Sua obra também está impregnada de um grande lirismo, que pode ser visto, por exemplo, em obras como “Noite”: “Noite/Me empreste um pouco o teu luar/Quero sonhar que ainda sou feliz ainda/Noite/Só quero ter um grande amor”. Lirismo que também é colocado para falar da saudade de sua terra natal como é o caso de “Meu lugar”: “Eh meu torrão/Pedaços da minha vida/Choro quando me lembro/Da minha infância querida (...) Um bom filho não esquece/O cheiro do seu torrão/O tempo passa e a gente cresce/Nesse mundo de ilusão/Sonhando com coisas bonitas/Quer uma vida melhor/Mas quando a verdade grita/Amarga que nem jiló”. São versos que expressam a saudade e a dor da partida da terra natal na busca de uma ilusão que deixa marcas profundas na alma de cada migrante. E são versos que remontam ao poeta Gonçalves Dias e seu sempre lembrado poema “Canção do exílio”.
Mesmo que toda obra artística seja um grande fingimento e o poeta um grande fingidor, nesse fingir sempre há um que de autobiográfico, pois o Ser Humano, mesmo que travestido de Deus, criando universos artísticos, tem sua limitação e essa limitação é dada por vivências e experiências as quais sempre se revelam de alguma forma em suas obras. E tal qual ocorre com Rita, que acaba contando um pouco de si e de sua luta pela sobrevivência e pelo reconhecimento de sua arte, em suas músicas. É o que vemos em “Coragem”: “Coragem é o meu nome/Foi minha mãe que me deu/Duvido que alguém apague/O que Deus do céu escreveu/Eu sou corrente de aço/Sou apenas o que faço/Simplesmente sou apenas”.
Assim é Rita Ribeiro, coragem de ser artista, mulher, nordestina, mãe e batalhar seu espaço nesse injusto país que sempre negou as oportunidades especialmente a seus mais diletos filhos.

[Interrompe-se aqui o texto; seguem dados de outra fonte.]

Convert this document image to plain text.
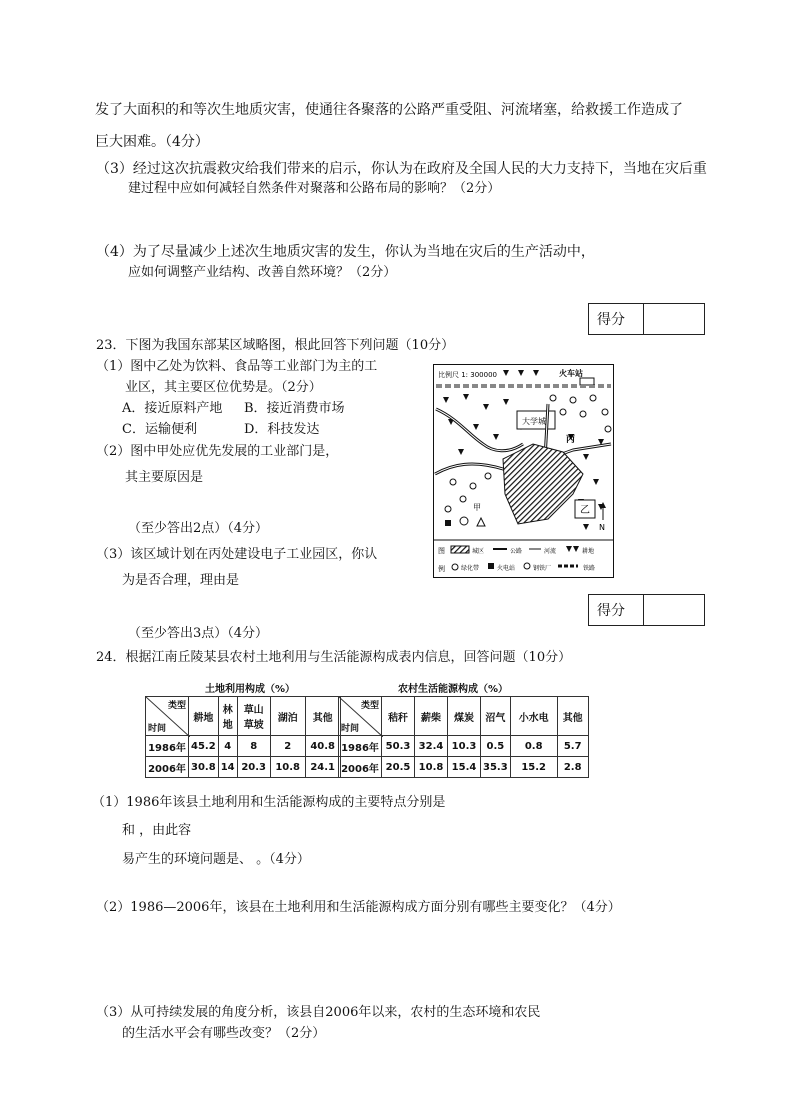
发了大面积的和等次生地质灾害，使通往各聚落的公路严重受阻、河流堵塞，给救援工作造成了
巨大困难。（4分）
（3）经过这次抗震救灾给我们带来的启示，你认为在政府及全国人民的大力支持下，当地在灾后重
建过程中应如何减轻自然条件对聚落和公路布局的影响？（2分）
（4）为了尽量减少上述次生地质灾害的发生，你认为当地在灾后的生产活动中，
应如何调整产业结构、改善自然环境？（2分）
得分
23．下图为我国东部某区域略图，根此回答下列问题（10分）
（1）图中乙处为饮料、食品等工业部门为主的工
业区，其主要区位优势是。（2分）
A．接近原料产地 B．接近消费市场
C．运输便利	D．科技发达
（2）图中甲处应优先发展的工业部门是，
其主要原因是
（至少答出2点）（4分）
（3）该区域计划在丙处建设电子工业园区，你认
为是否合理，理由是
（至少答出3点）（4分）
得分
比例尺 1: 300000	火车站
大学城
丙
乙
N
甲
图
例
城区	公路	河流	耕地
绿化带	火电站	钢铁厂	铁路
24．根据江南丘陵某县农村土地利用与生活能源构成表内信息，回答问题（10分）
土地利用构成（%）
类型
时间	耕地	林地	草山草坡	湖泊	其他
1986年	45.2	4	8	2	40.8
2006年	30.8	14	20.3	10.8	24.1
农村生活能源构成（%）
类型
时间	秸秆	薪柴	煤炭	沼气	小水电	其他
1986年	50.3	32.4	10.3	0.5	0.8	5.7
2006年	20.5	10.8	15.4	35.3	15.2	2.8
（1）1986年该县土地利用和生活能源构成的主要特点分别是
和 ，由此容
易产生的环境问题是、 。（4分）
（2）1986—2006年，该县在土地利用和生活能源构成方面分别有哪些主要变化？（4分）
（3）从可持续发展的角度分析，该县自2006年以来，农村的生态环境和农民
的生活水平会有哪些改变？（2分）
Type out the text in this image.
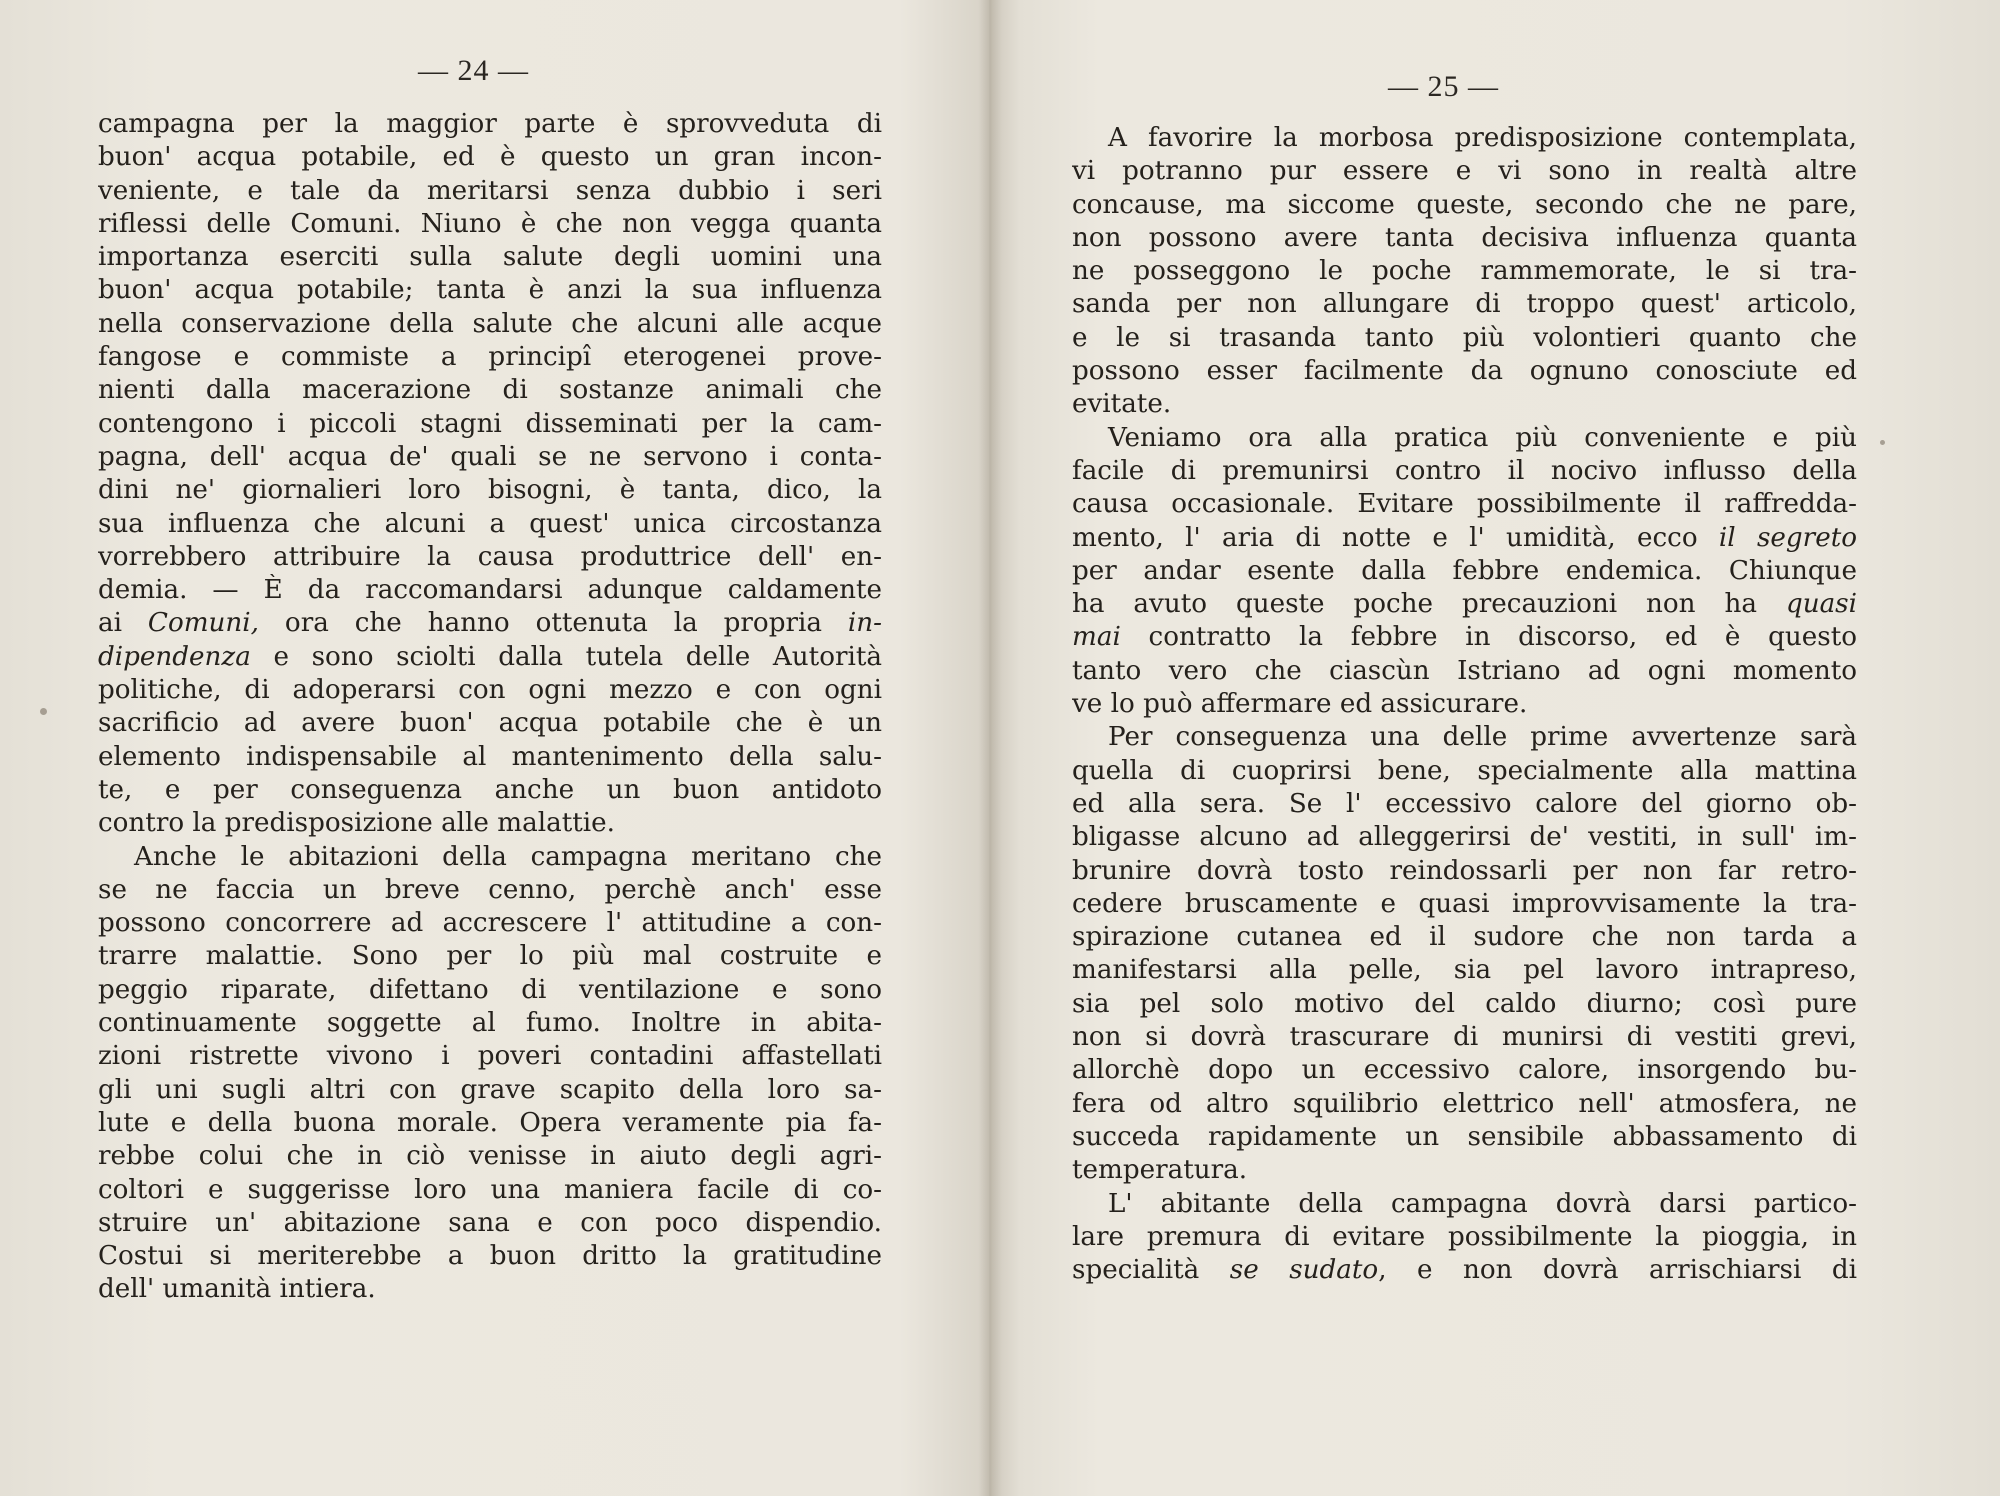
— 24 —
campagna per la maggior parte è sprovveduta di
buon' acqua potabile, ed è questo un gran incon-
veniente, e tale da meritarsi senza dubbio i seri
riflessi delle Comuni. Niuno è che non vegga quanta
importanza eserciti sulla salute degli uomini una
buon' acqua potabile; tanta è anzi la sua influenza
nella conservazione della salute che alcuni alle acque
fangose e commiste a principî eterogenei prove-
nienti dalla macerazione di sostanze animali che
contengono i piccoli stagni disseminati per la cam-
pagna, dell' acqua de' quali se ne servono i conta-
dini ne' giornalieri loro bisogni, è tanta, dico, la
sua influenza che alcuni a quest' unica circostanza
vorrebbero attribuire la causa produttrice dell' en-
demia. — È da raccomandarsi adunque caldamente
ai Comuni, ora che hanno ottenuta la propria in-
dipendenza e sono sciolti dalla tutela delle Autorità
politiche, di adoperarsi con ogni mezzo e con ogni
sacrificio ad avere buon' acqua potabile che è un
elemento indispensabile al mantenimento della salu-
te, e per conseguenza anche un buon antidoto
contro la predisposizione alle malattie.
Anche le abitazioni della campagna meritano che
se ne faccia un breve cenno, perchè anch' esse
possono concorrere ad accrescere l' attitudine a con-
trarre malattie. Sono per lo più mal costruite e
peggio riparate, difettano di ventilazione e sono
continuamente soggette al fumo. Inoltre in abita-
zioni ristrette vivono i poveri contadini affastellati
gli uni sugli altri con grave scapito della loro sa-
lute e della buona morale. Opera veramente pia fa-
rebbe colui che in ciò venisse in aiuto degli agri-
coltori e suggerisse loro una maniera facile di co-
struire un' abitazione sana e con poco dispendio.
Costui si meriterebbe a buon dritto la gratitudine
dell' umanità intiera.
— 25 —
A favorire la morbosa predisposizione contemplata,
vi potranno pur essere e vi sono in realtà altre
concause, ma siccome queste, secondo che ne pare,
non possono avere tanta decisiva influenza quanta
ne posseggono le poche rammemorate, le si tra-
sanda per non allungare di troppo quest' articolo,
e le si trasanda tanto più volontieri quanto che
possono esser facilmente da ognuno conosciute ed
evitate.
Veniamo ora alla pratica più conveniente e più
facile di premunirsi contro il nocivo influsso della
causa occasionale. Evitare possibilmente il raffredda-
mento, l' aria di notte e l' umidità, ecco il segreto
per andar esente dalla febbre endemica. Chiunque
ha avuto queste poche precauzioni non ha quasi
mai contratto la febbre in discorso, ed è questo
tanto vero che ciascùn Istriano ad ogni momento
ve lo può affermare ed assicurare.
Per conseguenza una delle prime avvertenze sarà
quella di cuoprirsi bene, specialmente alla mattina
ed alla sera. Se l' eccessivo calore del giorno ob-
bligasse alcuno ad alleggerirsi de' vestiti, in sull' im-
brunire dovrà tosto reindossarli per non far retro-
cedere bruscamente e quasi improvvisamente la tra-
spirazione cutanea ed il sudore che non tarda a
manifestarsi alla pelle, sia pel lavoro intrapreso,
sia pel solo motivo del caldo diurno; così pure
non si dovrà trascurare di munirsi di vestiti grevi,
allorchè dopo un eccessivo calore, insorgendo bu-
fera od altro squilibrio elettrico nell' atmosfera, ne
succeda rapidamente un sensibile abbassamento di
temperatura.
L' abitante della campagna dovrà darsi partico-
lare premura di evitare possibilmente la pioggia, in
specialità se sudato, e non dovrà arrischiarsi di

Mas Rita trouxe nas veias o sangue e a coragem que outro maranhense, João do Vale, já identificara no “Carcará”, “mais coragem do que homem”.
Sua obra está aí, infelizmente de mais difícil acesso do que seria justo ao seu valor, pois deveria estar sendo cantada e gravada de modo constante para que ficasse em número maior ainda na memória popular além de “Minha rainha”. Talvez até quem sabe, essa nova Rita que recentemente andou gravando a “tecnomacumba” se volte para suas raízes maranhenses e reverencie a verdadeira Rita Ribeiro para que essa não precise repetir os duros versos do samba-canção “Coragem”: “Sinto que estão me negando/batalhas que eu já ganhei”.
Fica aqui o registro de alguém que teve a oportunidade de conhecer a obra poético-musical dessa grande artista Rita Ribeiro do Nascimento e que gostaria que tal oportunidade pudesse ser dada a outros, em especial a nossos jovens tão carentes de belas mensagens e melodias.